The ITGI – Interconnector Turkey-Greece-Italy – pipeline, developed by EDF’s Italian unit Edison, might be a candidate for the role, he said.

“The pipeline already has all the permits”.

A source close to the matter told Reuters on Monday contacts had been made between the developers of TAP and ITGI to discuss possible cooperation.

De Vincenti said Italy had 3 LNG terminals that were currently under-utilised, but which could be cranked up if needed.

“There are also at least three other terminals we aim to get operating in the next few years,” he said.

G7 energy ministers will continue talks on Tuesday with a closed-door meeting to hammer out a proposal on energy security to be addressed to the G7 summit in Brussels in June.

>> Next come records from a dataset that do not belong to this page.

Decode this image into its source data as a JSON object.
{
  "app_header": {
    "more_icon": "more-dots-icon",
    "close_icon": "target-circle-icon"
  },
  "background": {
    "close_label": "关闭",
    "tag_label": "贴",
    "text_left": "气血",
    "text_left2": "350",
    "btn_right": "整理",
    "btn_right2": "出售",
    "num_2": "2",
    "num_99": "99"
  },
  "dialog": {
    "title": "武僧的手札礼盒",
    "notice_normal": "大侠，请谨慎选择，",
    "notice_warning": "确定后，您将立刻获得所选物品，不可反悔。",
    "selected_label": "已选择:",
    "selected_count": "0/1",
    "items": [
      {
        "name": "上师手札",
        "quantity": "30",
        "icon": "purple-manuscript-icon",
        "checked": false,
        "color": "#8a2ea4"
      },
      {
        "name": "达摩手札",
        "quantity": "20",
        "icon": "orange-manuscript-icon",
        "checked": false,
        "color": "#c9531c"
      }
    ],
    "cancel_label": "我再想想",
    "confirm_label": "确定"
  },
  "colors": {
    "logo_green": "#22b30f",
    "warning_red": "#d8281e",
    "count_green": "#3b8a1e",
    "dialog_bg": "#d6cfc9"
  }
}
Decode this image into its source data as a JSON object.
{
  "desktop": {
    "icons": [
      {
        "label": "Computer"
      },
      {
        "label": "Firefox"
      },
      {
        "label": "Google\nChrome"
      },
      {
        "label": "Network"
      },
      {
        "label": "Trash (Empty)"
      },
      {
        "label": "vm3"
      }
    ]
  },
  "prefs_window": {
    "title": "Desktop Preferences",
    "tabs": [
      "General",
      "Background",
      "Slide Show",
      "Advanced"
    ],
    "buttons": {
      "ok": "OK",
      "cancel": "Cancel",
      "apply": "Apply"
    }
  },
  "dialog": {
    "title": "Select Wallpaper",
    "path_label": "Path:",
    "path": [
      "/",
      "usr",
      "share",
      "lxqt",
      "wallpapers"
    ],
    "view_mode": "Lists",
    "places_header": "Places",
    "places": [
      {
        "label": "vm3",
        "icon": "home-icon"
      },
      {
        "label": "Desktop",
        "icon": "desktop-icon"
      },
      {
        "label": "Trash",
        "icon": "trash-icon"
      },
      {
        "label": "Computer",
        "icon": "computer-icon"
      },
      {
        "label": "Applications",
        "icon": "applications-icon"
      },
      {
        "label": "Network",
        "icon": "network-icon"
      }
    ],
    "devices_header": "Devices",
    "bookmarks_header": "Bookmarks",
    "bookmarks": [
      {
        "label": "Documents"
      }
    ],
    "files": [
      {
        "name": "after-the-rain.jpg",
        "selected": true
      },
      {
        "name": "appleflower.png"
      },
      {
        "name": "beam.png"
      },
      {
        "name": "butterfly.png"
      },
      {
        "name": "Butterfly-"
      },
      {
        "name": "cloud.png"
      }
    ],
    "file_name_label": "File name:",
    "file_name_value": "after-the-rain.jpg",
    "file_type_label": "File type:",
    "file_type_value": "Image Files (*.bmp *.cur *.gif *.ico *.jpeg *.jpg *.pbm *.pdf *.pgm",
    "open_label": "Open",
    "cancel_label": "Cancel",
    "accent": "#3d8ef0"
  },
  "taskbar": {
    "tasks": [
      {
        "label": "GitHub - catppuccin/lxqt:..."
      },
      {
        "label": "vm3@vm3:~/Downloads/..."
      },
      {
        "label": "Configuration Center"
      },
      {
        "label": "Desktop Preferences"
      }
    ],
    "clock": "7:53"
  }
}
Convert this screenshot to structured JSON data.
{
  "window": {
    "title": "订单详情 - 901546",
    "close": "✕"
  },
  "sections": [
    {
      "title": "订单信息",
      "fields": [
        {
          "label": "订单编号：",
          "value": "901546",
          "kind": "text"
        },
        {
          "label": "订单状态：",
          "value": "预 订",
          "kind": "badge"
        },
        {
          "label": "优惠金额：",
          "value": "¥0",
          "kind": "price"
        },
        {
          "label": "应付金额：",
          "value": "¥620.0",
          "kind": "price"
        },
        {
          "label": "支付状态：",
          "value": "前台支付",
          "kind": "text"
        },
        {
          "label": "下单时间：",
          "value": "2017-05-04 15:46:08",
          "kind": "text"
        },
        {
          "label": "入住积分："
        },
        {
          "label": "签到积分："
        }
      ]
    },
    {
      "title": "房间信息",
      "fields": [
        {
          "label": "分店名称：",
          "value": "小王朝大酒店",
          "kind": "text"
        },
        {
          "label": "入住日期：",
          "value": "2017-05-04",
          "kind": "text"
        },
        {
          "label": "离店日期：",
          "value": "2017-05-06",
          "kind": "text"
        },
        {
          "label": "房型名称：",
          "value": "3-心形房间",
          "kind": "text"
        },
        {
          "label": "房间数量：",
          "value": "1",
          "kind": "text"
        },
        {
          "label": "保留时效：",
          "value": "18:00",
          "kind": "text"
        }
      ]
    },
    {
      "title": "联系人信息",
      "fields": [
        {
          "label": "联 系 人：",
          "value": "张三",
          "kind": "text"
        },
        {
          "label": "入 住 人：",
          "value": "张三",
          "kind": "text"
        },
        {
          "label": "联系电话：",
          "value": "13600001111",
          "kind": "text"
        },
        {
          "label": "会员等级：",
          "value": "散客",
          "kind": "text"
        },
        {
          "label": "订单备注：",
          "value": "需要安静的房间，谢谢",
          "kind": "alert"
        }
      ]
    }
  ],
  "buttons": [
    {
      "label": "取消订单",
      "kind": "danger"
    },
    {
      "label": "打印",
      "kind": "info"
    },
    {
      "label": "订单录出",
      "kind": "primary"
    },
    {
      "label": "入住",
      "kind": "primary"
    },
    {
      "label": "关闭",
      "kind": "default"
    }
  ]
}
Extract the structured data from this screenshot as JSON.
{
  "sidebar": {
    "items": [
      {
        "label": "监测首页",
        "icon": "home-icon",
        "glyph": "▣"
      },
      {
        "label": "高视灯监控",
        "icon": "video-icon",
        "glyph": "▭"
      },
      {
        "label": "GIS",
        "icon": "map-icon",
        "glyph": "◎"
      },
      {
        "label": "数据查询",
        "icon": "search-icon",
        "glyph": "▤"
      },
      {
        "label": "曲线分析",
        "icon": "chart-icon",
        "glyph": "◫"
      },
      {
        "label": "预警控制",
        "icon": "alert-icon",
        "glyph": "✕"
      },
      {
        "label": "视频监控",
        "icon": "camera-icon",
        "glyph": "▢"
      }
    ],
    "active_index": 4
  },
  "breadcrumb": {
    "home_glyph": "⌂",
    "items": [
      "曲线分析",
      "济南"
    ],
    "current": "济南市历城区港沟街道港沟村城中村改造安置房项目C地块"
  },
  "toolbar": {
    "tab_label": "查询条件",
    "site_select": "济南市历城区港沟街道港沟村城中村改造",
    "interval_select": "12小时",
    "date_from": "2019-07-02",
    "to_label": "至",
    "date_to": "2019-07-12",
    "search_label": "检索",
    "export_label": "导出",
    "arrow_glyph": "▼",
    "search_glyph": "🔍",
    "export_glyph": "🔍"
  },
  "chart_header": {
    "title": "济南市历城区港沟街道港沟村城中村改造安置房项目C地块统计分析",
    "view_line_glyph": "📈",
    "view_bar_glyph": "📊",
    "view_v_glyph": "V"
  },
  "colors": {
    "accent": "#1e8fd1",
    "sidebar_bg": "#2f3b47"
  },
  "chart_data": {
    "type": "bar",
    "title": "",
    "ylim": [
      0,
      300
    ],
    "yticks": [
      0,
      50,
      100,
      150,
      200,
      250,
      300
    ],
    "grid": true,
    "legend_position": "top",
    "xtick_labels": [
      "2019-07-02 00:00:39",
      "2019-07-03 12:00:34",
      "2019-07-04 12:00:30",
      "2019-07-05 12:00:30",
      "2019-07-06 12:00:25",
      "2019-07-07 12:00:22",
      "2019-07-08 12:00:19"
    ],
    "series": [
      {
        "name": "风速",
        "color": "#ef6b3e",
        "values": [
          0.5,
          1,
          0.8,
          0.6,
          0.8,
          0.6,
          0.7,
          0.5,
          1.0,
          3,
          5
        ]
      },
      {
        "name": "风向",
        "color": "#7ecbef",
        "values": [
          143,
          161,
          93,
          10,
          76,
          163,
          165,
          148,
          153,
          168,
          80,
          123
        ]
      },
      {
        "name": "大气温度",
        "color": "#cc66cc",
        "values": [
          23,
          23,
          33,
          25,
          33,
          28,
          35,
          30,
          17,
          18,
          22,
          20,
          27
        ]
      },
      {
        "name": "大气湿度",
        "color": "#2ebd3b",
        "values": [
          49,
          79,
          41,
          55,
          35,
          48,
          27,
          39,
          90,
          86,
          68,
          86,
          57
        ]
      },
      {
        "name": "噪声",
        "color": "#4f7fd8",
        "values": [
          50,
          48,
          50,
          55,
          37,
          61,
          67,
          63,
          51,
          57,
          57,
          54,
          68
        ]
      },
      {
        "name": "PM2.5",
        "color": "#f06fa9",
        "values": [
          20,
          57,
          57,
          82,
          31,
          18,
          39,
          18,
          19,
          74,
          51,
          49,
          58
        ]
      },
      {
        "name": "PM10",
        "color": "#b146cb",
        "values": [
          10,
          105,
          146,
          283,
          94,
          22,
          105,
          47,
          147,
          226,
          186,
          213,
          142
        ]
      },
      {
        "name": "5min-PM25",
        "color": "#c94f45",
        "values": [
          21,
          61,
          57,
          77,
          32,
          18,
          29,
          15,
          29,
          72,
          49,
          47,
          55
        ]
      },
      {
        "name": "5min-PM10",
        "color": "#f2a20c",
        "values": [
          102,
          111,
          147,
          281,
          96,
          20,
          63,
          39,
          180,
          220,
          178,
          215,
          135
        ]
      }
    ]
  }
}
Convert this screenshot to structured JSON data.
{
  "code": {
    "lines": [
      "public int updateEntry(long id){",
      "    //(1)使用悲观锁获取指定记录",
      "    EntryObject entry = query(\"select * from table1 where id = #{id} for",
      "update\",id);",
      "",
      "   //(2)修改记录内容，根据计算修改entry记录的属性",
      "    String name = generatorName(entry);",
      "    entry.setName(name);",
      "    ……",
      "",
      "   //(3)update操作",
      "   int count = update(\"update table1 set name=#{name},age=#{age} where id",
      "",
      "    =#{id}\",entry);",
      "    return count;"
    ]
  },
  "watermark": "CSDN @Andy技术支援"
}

“We are going to discuss a full range of problems relating to energy, energy security and also the transition to new forms of energy,” said French Environment minister Ségolène Royal.

Tuesday’s talks, which will also involve European Energy Commissioner Günther Oettinger, will address new strategies for diversifying energy supply sources as the debate over weaning Europe off Russian gas gathers pace.

European Union officials sat down in Brussels yesterday (5 May) to confront the hard choices to be made for the EU, which takes a third of its gas imports from Russia, almost half of that passing through Ukraine. 

Background

Russia’s gas export monopoly Gazprom sells its gas to EU clients under secretive bilateral deals. The EU wants to move on to a more coherent EU energy policy. Recently Energy Commissioner Günther Oettinger said that the EU wants a uniform price for Russian gas for all its member states {read more].

The EU has made progress in improving its energy security since gas crises in 2006 and 2009, when rows over unpaid bills between Kiev and Moscow led to the disruption of gas exports to western Europe. But so far, EU reliance on imported oil and gas, especially from Russia, has been rising, not falling.

A EU summit on 26-27 June will return to the matter, also in the light of the unfolding Ukraine crisis.